La cinquième édition s’est articulée autour de la marche, outil et démarche indissociable de la pratique de terrain des géographes, mais également de celle des artistes arpenteurs, qui font du territoire la matière première de leur œuvre. elle s’est déroulée à Bruxelles, du 26 au 30 octobre 2020, avec le soutien du FNRS, d’EBxl (Université libre de Bruxelles) et de l’IRIB (Université Saint – Louis — Bruxelles)

Avant toute chose, la marche constitue notre moyen premier de déplacement. Pourtant, marcher n’est pas que mettre un pied devant l’autre : la marche révèle voire génère des inégalités (en termes d’accessibilité, de genre, de classe sociale, de territoire), tout en soulevant des questions techniques (en matière d’aménagement, de coexistence de modes de transports), qui ont amené de nombreux chercheur. e. s en sciences humaines à interroger cette pratique à priori si banale, mais dont l’expression varie sans cesse dans l’espace et dans le temps.
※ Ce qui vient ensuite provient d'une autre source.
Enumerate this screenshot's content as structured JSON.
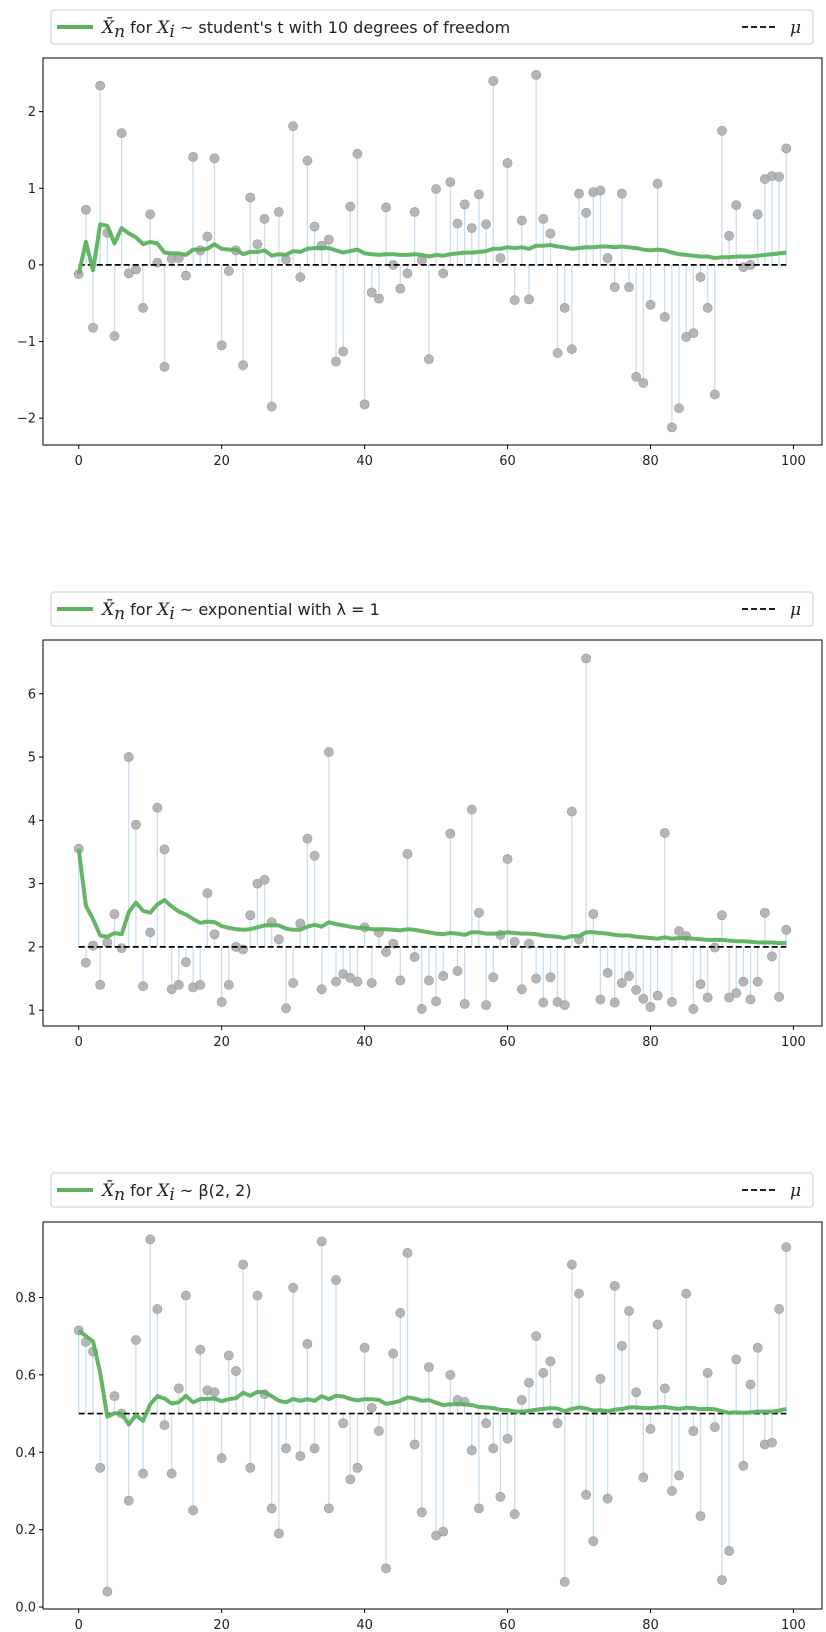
{
  "colors": {
    "mean_line": "#5cb15e",
    "samples": "#a9a9a9",
    "stems": "#c9dff0",
    "mu_line": "#000000"
  },
  "chart_data": [
    {
      "type": "line",
      "legend": {
        "series": "X̄ₙ for Xᵢ ~ student's t with 10 degrees of freedom",
        "series_prefix": "X̄",
        "series_sub": "n",
        "series_mid": " for ",
        "series_var": "X",
        "series_var_sub": "i",
        "series_text": " ~ student's t with 10 degrees of freedom",
        "mu": "μ",
        "placement": "top"
      },
      "xlim": [
        -5,
        104
      ],
      "ylim": [
        -2.35,
        2.7
      ],
      "xticks": [
        0,
        20,
        40,
        60,
        80,
        100
      ],
      "yticks": [
        -2,
        -1,
        0,
        1,
        2
      ],
      "xtick_labels": [
        "0",
        "20",
        "40",
        "60",
        "80",
        "100"
      ],
      "ytick_labels": [
        "−2",
        "−1",
        "0",
        "1",
        "2"
      ],
      "mu": 0,
      "samples": [
        -0.12,
        0.72,
        -0.82,
        2.34,
        0.42,
        -0.93,
        1.72,
        -0.11,
        -0.06,
        -0.56,
        0.66,
        0.03,
        -1.33,
        0.08,
        0.09,
        -0.14,
        1.41,
        0.19,
        0.37,
        1.39,
        -1.05,
        -0.08,
        0.19,
        -1.31,
        0.88,
        0.27,
        0.6,
        -1.85,
        0.69,
        0.07,
        1.81,
        -0.16,
        1.36,
        0.5,
        0.25,
        0.33,
        -1.26,
        -1.13,
        0.76,
        1.45,
        -1.82,
        -0.36,
        -0.44,
        0.75,
        0.0,
        -0.31,
        -0.11,
        0.69,
        0.06,
        -1.23,
        0.99,
        -0.11,
        1.08,
        0.54,
        0.79,
        0.48,
        0.92,
        0.53,
        2.4,
        0.09,
        1.33,
        -0.46,
        0.58,
        -0.45,
        2.48,
        0.6,
        0.41,
        -1.15,
        -0.56,
        -1.1,
        0.93,
        0.68,
        0.95,
        0.97,
        0.09,
        -0.29,
        0.93,
        -0.29,
        -1.46,
        -1.54,
        -0.52,
        1.06,
        -0.68,
        -2.12,
        -1.87,
        -0.94,
        -0.89,
        -0.16,
        -0.56,
        -1.69,
        1.75,
        0.38,
        0.78,
        -0.03,
        0.0,
        0.66,
        1.12,
        1.16,
        1.15,
        1.52
      ],
      "running_mean": [
        -0.12,
        0.3,
        -0.07,
        0.53,
        0.51,
        0.28,
        0.48,
        0.41,
        0.36,
        0.27,
        0.3,
        0.28,
        0.16,
        0.15,
        0.15,
        0.13,
        0.2,
        0.2,
        0.21,
        0.27,
        0.21,
        0.2,
        0.2,
        0.14,
        0.17,
        0.17,
        0.19,
        0.12,
        0.14,
        0.13,
        0.18,
        0.17,
        0.21,
        0.22,
        0.22,
        0.22,
        0.19,
        0.16,
        0.18,
        0.2,
        0.15,
        0.14,
        0.13,
        0.14,
        0.14,
        0.13,
        0.13,
        0.14,
        0.13,
        0.11,
        0.13,
        0.12,
        0.14,
        0.15,
        0.16,
        0.16,
        0.17,
        0.18,
        0.21,
        0.21,
        0.23,
        0.22,
        0.23,
        0.21,
        0.25,
        0.25,
        0.26,
        0.24,
        0.23,
        0.21,
        0.22,
        0.23,
        0.23,
        0.24,
        0.24,
        0.23,
        0.24,
        0.23,
        0.22,
        0.2,
        0.19,
        0.2,
        0.19,
        0.16,
        0.14,
        0.13,
        0.12,
        0.11,
        0.11,
        0.09,
        0.1,
        0.1,
        0.11,
        0.11,
        0.11,
        0.12,
        0.13,
        0.14,
        0.15,
        0.16
      ]
    },
    {
      "type": "line",
      "legend": {
        "series": "X̄ₙ for Xᵢ ~ exponential with λ = 1",
        "series_prefix": "X̄",
        "series_sub": "n",
        "series_mid": " for ",
        "series_var": "X",
        "series_var_sub": "i",
        "series_text": " ~ exponential with λ = 1",
        "mu": "μ",
        "placement": "top"
      },
      "xlim": [
        -5,
        104
      ],
      "ylim": [
        0.75,
        6.85
      ],
      "xticks": [
        0,
        20,
        40,
        60,
        80,
        100
      ],
      "yticks": [
        1,
        2,
        3,
        4,
        5,
        6
      ],
      "xtick_labels": [
        "0",
        "20",
        "40",
        "60",
        "80",
        "100"
      ],
      "ytick_labels": [
        "1",
        "2",
        "3",
        "4",
        "5",
        "6"
      ],
      "mu": 2,
      "samples": [
        3.55,
        1.75,
        2.02,
        1.4,
        2.07,
        2.52,
        1.98,
        5.0,
        3.93,
        1.38,
        2.23,
        4.2,
        3.54,
        1.33,
        1.4,
        1.76,
        1.36,
        1.4,
        2.85,
        2.2,
        1.13,
        1.4,
        2.0,
        1.96,
        2.5,
        3.0,
        3.06,
        2.39,
        2.12,
        1.03,
        1.43,
        2.37,
        3.71,
        3.44,
        1.33,
        5.08,
        1.45,
        1.57,
        1.51,
        1.45,
        2.31,
        1.43,
        2.23,
        1.92,
        2.05,
        1.47,
        3.47,
        1.84,
        1.02,
        1.47,
        1.14,
        1.54,
        3.79,
        1.62,
        1.1,
        4.17,
        2.54,
        1.08,
        1.52,
        2.19,
        3.39,
        2.08,
        1.33,
        2.05,
        1.5,
        1.12,
        1.52,
        1.13,
        1.08,
        4.14,
        2.12,
        6.56,
        2.52,
        1.17,
        1.59,
        1.12,
        1.43,
        1.54,
        1.32,
        1.18,
        1.05,
        1.23,
        3.8,
        1.13,
        2.25,
        2.17,
        1.02,
        1.41,
        1.2,
        1.99,
        2.5,
        1.2,
        1.27,
        1.45,
        1.17,
        1.45,
        2.54,
        1.85,
        1.21,
        2.27
      ],
      "running_mean": [
        3.55,
        2.65,
        2.44,
        2.18,
        2.16,
        2.22,
        2.2,
        2.55,
        2.7,
        2.57,
        2.54,
        2.67,
        2.74,
        2.64,
        2.56,
        2.51,
        2.44,
        2.38,
        2.4,
        2.39,
        2.33,
        2.3,
        2.28,
        2.27,
        2.28,
        2.31,
        2.34,
        2.34,
        2.34,
        2.29,
        2.27,
        2.27,
        2.32,
        2.35,
        2.32,
        2.39,
        2.36,
        2.34,
        2.32,
        2.3,
        2.3,
        2.28,
        2.28,
        2.28,
        2.27,
        2.26,
        2.28,
        2.27,
        2.25,
        2.23,
        2.21,
        2.2,
        2.22,
        2.21,
        2.19,
        2.23,
        2.23,
        2.21,
        2.21,
        2.21,
        2.23,
        2.22,
        2.21,
        2.21,
        2.2,
        2.18,
        2.17,
        2.16,
        2.14,
        2.17,
        2.17,
        2.23,
        2.23,
        2.22,
        2.21,
        2.19,
        2.18,
        2.18,
        2.16,
        2.15,
        2.14,
        2.13,
        2.15,
        2.13,
        2.14,
        2.14,
        2.13,
        2.12,
        2.11,
        2.11,
        2.11,
        2.1,
        2.09,
        2.09,
        2.08,
        2.07,
        2.07,
        2.07,
        2.06,
        2.06
      ]
    },
    {
      "type": "line",
      "legend": {
        "series": "X̄ₙ for Xᵢ ~ β(2, 2)",
        "series_prefix": "X̄",
        "series_sub": "n",
        "series_mid": " for ",
        "series_var": "X",
        "series_var_sub": "i",
        "series_text": " ~ β(2, 2)",
        "mu": "μ",
        "placement": "top"
      },
      "xlim": [
        -5,
        104
      ],
      "ylim": [
        -0.005,
        0.995
      ],
      "xticks": [
        0,
        20,
        40,
        60,
        80,
        100
      ],
      "yticks": [
        0.0,
        0.2,
        0.4,
        0.6,
        0.8
      ],
      "xtick_labels": [
        "0",
        "20",
        "40",
        "60",
        "80",
        "100"
      ],
      "ytick_labels": [
        "0.0",
        "0.2",
        "0.4",
        "0.6",
        "0.8"
      ],
      "mu": 0.5,
      "samples": [
        0.715,
        0.685,
        0.66,
        0.36,
        0.04,
        0.545,
        0.5,
        0.275,
        0.69,
        0.345,
        0.95,
        0.77,
        0.47,
        0.345,
        0.565,
        0.805,
        0.25,
        0.665,
        0.56,
        0.555,
        0.385,
        0.65,
        0.61,
        0.885,
        0.36,
        0.805,
        0.55,
        0.255,
        0.19,
        0.41,
        0.825,
        0.39,
        0.68,
        0.41,
        0.945,
        0.255,
        0.845,
        0.475,
        0.33,
        0.36,
        0.67,
        0.515,
        0.455,
        0.1,
        0.655,
        0.76,
        0.915,
        0.42,
        0.245,
        0.62,
        0.185,
        0.195,
        0.6,
        0.535,
        0.53,
        0.405,
        0.255,
        0.475,
        0.41,
        0.285,
        0.435,
        0.24,
        0.535,
        0.58,
        0.7,
        0.605,
        0.635,
        0.475,
        0.065,
        0.885,
        0.81,
        0.29,
        0.17,
        0.59,
        0.28,
        0.83,
        0.675,
        0.765,
        0.555,
        0.335,
        0.46,
        0.73,
        0.565,
        0.3,
        0.34,
        0.81,
        0.455,
        0.235,
        0.605,
        0.465,
        0.07,
        0.145,
        0.64,
        0.365,
        0.575,
        0.67,
        0.42,
        0.425,
        0.77,
        0.93
      ],
      "running_mean": [
        0.715,
        0.7,
        0.687,
        0.605,
        0.492,
        0.501,
        0.5,
        0.472,
        0.496,
        0.481,
        0.524,
        0.545,
        0.539,
        0.526,
        0.529,
        0.546,
        0.529,
        0.537,
        0.538,
        0.539,
        0.532,
        0.537,
        0.54,
        0.554,
        0.546,
        0.556,
        0.555,
        0.545,
        0.533,
        0.529,
        0.538,
        0.533,
        0.537,
        0.533,
        0.545,
        0.537,
        0.546,
        0.544,
        0.538,
        0.534,
        0.537,
        0.537,
        0.535,
        0.525,
        0.528,
        0.533,
        0.542,
        0.539,
        0.533,
        0.535,
        0.528,
        0.522,
        0.524,
        0.524,
        0.524,
        0.522,
        0.517,
        0.516,
        0.514,
        0.51,
        0.509,
        0.505,
        0.505,
        0.507,
        0.51,
        0.512,
        0.514,
        0.513,
        0.506,
        0.512,
        0.516,
        0.513,
        0.508,
        0.509,
        0.506,
        0.51,
        0.512,
        0.516,
        0.516,
        0.514,
        0.514,
        0.516,
        0.517,
        0.514,
        0.512,
        0.515,
        0.514,
        0.511,
        0.512,
        0.511,
        0.506,
        0.502,
        0.503,
        0.502,
        0.503,
        0.505,
        0.505,
        0.505,
        0.508,
        0.512
      ]
    }
  ]
}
De mode de locomotion individuel, la marche peut aussi se faire collective, festive ou revendicative, entrainant des politiques publiques, des mesures d’aménagement et de sécurité particulières. Les joyeuses entrées, les parades, les processions réunissent participants et artistes dans les rues, au rythme du pas ; il en va de même pour les manifestations, dont le caractère contestataire s’accompagne souvent de mesures de contrôle des flux et de parcours autorisés.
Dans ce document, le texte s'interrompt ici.